Untuk itu, dia mengingatkan bahwa kebijakan memberi kelonggaran regulasi kepemilikan asing di Indonesia merupakan ancaman bagi sistem keuangan nasional.
“Saya mengingat, kita dalam posisi susah loh. Salah satu penyebab ketidakseimbangan tentang kepemilikan asing. Coba kamu lihat dari pasar modal, 65 persen dari total administrasi. Artinya apa, begitu asing itu keluar, ya kita habis semua. kita sekarang main-main dengan api, kalau tersulut benaran kita tidak bisa mengendalikan.
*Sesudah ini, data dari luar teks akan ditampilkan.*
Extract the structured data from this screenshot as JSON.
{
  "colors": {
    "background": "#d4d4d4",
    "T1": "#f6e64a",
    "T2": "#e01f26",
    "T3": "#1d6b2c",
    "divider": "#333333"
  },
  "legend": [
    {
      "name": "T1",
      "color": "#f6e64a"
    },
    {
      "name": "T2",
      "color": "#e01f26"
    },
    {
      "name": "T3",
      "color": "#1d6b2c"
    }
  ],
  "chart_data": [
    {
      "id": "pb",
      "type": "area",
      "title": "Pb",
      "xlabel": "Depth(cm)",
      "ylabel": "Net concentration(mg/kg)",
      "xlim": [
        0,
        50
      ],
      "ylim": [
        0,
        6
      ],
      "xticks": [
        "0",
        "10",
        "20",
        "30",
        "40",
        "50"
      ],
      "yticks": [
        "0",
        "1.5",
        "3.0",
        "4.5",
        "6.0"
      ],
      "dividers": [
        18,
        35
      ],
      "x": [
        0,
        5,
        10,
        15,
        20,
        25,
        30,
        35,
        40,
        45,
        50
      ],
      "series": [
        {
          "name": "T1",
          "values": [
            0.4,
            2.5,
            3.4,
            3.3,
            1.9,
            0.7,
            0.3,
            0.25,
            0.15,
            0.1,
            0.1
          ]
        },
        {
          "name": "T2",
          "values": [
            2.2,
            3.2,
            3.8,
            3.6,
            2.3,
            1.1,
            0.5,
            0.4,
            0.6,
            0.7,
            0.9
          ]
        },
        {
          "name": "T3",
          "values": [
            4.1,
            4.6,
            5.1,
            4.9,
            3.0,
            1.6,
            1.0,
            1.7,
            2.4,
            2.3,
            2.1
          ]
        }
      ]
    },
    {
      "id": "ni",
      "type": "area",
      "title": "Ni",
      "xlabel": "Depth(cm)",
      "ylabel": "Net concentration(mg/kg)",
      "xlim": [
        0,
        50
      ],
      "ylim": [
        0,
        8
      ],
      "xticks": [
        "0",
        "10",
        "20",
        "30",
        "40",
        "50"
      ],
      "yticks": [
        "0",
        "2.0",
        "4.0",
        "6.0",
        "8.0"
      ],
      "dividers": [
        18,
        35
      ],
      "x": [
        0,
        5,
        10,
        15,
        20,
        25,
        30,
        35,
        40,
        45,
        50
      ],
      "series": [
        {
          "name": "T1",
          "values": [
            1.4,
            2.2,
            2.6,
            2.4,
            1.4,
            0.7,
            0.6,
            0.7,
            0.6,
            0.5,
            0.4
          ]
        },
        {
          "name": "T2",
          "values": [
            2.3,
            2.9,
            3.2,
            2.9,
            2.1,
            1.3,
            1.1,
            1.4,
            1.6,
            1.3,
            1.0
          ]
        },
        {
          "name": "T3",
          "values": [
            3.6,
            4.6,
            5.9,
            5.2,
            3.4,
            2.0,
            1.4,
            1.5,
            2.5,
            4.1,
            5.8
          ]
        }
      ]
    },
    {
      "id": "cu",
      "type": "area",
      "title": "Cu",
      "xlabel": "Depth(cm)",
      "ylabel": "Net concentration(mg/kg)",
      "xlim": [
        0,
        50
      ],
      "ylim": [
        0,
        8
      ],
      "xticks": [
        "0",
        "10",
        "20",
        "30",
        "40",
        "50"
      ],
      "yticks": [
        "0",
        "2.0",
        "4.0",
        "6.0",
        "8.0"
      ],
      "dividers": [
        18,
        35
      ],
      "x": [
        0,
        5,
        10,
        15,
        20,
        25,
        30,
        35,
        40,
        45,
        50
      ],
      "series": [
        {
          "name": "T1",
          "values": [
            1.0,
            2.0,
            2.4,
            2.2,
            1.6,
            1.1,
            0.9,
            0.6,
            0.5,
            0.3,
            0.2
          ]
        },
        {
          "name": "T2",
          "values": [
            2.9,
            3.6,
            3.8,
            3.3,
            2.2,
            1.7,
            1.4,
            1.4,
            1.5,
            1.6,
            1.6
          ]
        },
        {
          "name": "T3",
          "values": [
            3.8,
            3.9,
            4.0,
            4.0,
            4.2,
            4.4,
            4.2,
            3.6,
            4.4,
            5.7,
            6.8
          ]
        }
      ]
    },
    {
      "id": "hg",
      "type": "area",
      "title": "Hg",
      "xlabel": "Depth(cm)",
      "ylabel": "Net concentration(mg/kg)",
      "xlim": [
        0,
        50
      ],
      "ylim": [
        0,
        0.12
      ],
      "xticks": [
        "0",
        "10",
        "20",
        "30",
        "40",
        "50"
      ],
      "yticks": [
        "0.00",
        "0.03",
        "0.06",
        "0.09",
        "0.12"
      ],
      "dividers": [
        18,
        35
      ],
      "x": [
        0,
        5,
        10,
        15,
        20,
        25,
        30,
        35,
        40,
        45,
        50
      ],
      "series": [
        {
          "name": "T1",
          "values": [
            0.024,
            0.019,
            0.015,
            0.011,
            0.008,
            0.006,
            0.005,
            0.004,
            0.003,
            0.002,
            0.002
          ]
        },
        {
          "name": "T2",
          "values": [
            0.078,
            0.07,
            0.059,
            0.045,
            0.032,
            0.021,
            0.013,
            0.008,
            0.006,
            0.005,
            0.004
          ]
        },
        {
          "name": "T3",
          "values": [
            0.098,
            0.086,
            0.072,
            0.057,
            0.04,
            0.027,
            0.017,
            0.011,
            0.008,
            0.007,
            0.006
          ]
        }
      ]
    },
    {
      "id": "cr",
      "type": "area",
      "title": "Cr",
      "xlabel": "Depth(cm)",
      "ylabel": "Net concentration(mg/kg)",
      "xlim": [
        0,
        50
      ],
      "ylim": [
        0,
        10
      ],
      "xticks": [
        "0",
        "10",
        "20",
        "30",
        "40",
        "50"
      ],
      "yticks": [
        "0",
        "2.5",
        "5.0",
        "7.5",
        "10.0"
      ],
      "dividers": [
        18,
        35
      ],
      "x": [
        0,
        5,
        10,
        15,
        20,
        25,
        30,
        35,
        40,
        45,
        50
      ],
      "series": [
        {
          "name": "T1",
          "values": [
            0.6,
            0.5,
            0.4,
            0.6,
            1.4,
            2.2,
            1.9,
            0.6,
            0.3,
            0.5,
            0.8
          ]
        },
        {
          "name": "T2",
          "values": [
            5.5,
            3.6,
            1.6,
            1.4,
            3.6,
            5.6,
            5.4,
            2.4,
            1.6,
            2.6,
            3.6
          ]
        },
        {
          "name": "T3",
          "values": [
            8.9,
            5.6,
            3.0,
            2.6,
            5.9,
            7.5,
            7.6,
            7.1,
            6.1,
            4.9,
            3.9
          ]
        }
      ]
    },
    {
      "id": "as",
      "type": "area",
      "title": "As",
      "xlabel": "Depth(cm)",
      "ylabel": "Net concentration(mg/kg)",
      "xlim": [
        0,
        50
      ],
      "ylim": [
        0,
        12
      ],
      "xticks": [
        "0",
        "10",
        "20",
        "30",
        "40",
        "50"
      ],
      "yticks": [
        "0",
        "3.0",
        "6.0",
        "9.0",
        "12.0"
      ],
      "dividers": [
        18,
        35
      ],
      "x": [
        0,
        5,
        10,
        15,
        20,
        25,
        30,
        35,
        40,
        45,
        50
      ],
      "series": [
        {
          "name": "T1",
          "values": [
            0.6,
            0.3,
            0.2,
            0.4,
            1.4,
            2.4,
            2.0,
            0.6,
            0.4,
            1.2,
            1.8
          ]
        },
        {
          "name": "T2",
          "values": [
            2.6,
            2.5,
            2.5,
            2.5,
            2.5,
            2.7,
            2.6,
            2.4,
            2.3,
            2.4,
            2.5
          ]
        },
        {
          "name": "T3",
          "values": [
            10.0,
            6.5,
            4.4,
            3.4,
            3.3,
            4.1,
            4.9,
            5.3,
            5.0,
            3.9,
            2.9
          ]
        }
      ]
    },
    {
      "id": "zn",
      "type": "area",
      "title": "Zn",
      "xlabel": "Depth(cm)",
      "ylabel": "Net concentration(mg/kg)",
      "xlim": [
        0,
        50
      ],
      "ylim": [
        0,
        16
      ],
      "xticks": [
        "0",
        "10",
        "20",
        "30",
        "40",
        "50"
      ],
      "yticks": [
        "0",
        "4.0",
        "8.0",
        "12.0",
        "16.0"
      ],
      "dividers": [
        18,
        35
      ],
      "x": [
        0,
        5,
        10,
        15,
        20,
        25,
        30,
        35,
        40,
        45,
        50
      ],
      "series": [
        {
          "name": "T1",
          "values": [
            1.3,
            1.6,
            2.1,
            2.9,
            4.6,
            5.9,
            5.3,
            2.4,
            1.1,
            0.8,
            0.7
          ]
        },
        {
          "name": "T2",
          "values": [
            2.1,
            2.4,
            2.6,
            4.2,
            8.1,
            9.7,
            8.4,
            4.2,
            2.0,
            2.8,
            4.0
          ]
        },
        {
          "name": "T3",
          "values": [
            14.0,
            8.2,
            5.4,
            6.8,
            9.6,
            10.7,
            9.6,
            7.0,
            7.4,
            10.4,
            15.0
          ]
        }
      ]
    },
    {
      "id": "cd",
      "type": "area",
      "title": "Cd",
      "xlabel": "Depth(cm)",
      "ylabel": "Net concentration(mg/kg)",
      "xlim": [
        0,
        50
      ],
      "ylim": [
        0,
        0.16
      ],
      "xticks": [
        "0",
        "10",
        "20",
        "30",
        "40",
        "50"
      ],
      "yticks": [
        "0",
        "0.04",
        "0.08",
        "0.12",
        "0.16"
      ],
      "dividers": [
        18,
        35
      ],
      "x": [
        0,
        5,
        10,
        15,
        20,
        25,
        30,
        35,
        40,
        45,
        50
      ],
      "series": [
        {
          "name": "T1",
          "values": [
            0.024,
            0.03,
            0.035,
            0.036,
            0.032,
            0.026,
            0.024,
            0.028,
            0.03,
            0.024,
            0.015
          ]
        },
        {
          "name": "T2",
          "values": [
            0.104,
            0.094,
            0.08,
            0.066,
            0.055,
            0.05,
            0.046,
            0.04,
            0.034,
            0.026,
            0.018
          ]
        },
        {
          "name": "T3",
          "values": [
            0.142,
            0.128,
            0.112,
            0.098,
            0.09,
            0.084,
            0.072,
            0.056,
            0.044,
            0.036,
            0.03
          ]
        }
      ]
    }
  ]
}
Padahal asing itu sangat terpengaruh sama rumor, makanya kamu (wartawan) jangan nyebar rumor yang nggak-nggak,” tandasnya sembari tertawa.
Seperti diketahui, Indonesia telah mengeluarkan peraturan baru untuk membuka sektor bisnis investor dengan cara mempermudah kepemilikan asing, Presiden Joko Widodo mengatakan kebijakan itu sebagai langkah melakukan liberalisasi ekonomi secara besar-besaran.
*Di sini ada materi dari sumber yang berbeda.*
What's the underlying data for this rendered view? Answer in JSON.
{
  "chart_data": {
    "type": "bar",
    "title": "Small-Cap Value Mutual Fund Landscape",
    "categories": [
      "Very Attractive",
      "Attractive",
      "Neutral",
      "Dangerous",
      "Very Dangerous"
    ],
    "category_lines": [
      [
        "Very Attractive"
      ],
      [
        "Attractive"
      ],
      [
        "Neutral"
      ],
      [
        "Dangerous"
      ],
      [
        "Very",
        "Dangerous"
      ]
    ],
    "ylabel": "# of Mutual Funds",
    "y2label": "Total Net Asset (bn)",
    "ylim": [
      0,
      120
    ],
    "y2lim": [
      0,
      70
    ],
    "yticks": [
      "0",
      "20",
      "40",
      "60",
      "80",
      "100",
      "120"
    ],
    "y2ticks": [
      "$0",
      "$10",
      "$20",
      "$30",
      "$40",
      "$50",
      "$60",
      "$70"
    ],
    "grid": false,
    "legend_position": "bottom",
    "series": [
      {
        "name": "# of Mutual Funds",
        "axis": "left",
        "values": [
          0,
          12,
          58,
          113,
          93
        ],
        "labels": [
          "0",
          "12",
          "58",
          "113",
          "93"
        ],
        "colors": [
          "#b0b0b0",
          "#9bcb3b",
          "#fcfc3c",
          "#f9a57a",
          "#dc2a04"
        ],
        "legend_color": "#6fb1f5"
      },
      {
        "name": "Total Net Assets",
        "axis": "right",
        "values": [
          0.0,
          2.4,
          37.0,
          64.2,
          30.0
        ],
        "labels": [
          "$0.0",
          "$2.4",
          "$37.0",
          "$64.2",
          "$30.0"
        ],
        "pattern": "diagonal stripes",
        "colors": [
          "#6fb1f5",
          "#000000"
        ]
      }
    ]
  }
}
Keputusan presiden itu ditandatangani Jokowi pada minggu lalu, secara umum isinya mengarahkan kepada kelonggaran syarat-syarat dalam berbagai usaha termasuk pariwisata, transportasi dan bioskop.
Selain itu kelonggaran perizinan juga terjadi pada usaha di sektor jasa, ritel dan pelabuhan, meskipun peraturan diperketat pada kontrol telekomunikasi dan e-commerce.
liberalisasi ini diperkirakan bagian dari strategi Jokowi untuk memperluas sektor manufaktur dan pariwisata dalam perekonomian terbesar di Asia Tenggara untuk mengurangi ketergantungan Indonesia pada ekspor komoditas mentah.
Kemudian, peraturan baru ini mengizinkan orang asing untuk memiliki 67 persen dari department store dengan luas lantai penjualan 400 meter persegi sampai 2.000 meter persegi, padahal sebelumnya mereka hanya bisa berinvestasi di sebuah department store dengan lantai penjualan 2.000 meter persegi.
“Ini adalah pertama kalinya dalam bertahun-tahun, mungkin lebih dari 10 tahun, bahwa Indonesia telah mengambil langkah-langkah untuk membuka investasi selebar itu,” kata Direktur dari American Chamber of Commerce di Indonesia, Lin Neumann yang dilansir Aktual.com dari Reuters, Sabtu (28/5).
Dia menambahkan bahwa perusahaan-perusahaan Amerika memiliki minat investasi “Mari kita lihat bagaimana mudahnya untuk datang. Mudah-mudahan birokrasi akan merespon.” Pungkas Neumann.